Multiple central banks around the world are beginning to develop and implement so-called central bank digital currencies (CBDCs). As opposed to digital currencies, such as Bitcoin or Ethereum, these digital currencies are centralized and issued by a national bank. They are pegged to the value of a fiat currency and are meant to be a part of the existing financial system. There is however a major concern regarding CBDCs and that is that due to their centralized structure and control, they could essentially allow for a central bank, and by extension a government, to have complete insight into how people are spending their digital money. Furthermore, it is also feasible to imagine that a government could easily overreach, especially if it were to become corrupt, and easily seize such digital money. There would therefore need to be checks and balances guaranteed in the application of a CBDC. One solution for this problem, could be to use MPC to make the settlements of such a CBDC private. Such a system could also be designed to allow for certain transparency towards a government entity with the sufficient legal justification such as a warrant. The CBDCs settlements would be intransparent to e.g. the national bank or the government, however a court could allow for access to certain transaction data for a judicial institution.

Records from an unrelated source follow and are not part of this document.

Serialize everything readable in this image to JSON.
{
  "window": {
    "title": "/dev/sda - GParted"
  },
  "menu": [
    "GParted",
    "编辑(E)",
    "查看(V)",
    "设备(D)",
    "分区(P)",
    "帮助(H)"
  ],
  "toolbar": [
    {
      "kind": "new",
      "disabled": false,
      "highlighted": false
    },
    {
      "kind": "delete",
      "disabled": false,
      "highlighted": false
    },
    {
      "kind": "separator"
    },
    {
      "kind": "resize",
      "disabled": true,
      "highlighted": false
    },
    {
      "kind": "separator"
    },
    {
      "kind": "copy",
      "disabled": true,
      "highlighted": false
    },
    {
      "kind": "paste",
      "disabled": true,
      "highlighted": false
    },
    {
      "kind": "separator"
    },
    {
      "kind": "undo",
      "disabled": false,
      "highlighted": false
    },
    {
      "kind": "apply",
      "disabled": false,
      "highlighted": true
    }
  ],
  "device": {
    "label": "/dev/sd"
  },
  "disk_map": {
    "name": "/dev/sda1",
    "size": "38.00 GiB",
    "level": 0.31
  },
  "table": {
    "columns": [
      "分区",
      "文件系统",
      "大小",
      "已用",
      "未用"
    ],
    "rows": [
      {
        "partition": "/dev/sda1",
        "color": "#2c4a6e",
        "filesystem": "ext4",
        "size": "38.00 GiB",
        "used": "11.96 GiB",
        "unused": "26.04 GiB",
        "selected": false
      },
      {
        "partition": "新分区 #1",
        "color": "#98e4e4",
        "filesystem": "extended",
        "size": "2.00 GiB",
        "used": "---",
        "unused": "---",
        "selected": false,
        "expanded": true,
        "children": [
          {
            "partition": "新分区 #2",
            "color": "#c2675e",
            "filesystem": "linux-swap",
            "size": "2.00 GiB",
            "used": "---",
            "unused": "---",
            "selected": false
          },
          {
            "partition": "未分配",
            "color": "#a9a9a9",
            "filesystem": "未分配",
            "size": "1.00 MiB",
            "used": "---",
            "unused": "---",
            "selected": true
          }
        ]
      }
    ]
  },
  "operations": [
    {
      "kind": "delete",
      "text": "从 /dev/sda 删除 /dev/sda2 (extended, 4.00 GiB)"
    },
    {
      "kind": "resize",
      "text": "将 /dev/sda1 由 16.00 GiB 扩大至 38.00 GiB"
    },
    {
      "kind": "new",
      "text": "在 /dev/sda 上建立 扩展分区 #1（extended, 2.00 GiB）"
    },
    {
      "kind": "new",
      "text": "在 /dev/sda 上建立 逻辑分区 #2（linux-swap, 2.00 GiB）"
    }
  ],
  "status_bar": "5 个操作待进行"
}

Privacy preserving blockchain voting

In many places across the world, trust in elections is waning: the intransparency of voting systems, combined with distrust fueled by political rhetoric are a major threat to the integrity of democracies today. The recent coup in Bolivia or the storming of the U.S. Capitol have shown that even an unsubstantiated claim of fraud in an election can lead to political violence or even the overturning of a democratically elected government. E-voting, and particularly blockchain-based e-voting solutions, have attempted to solve this issue. They have however run into a variety of problems: intransparency or too much transparency, hardware and/or software vulnerabilities, among many others. Nonetheless, Partisia Blockchain’s MPC technology could help in solving many of these issues. MPC could be used to assure the privacy of a voter’s ballot, while showing votes being tallied for specific candidates in real-time. The election results could be publicly auditable and contestable and voters could be able to track their own votes. This kind of solution could in theory ensure safe, transparent and auditable elections, while keeping people’s votes secret.

Partisia Blockchain Foundation is dedicated to facilitating innovative solutions to real-life problems. Democratic innovation is one of the fields we are proud to contribute to.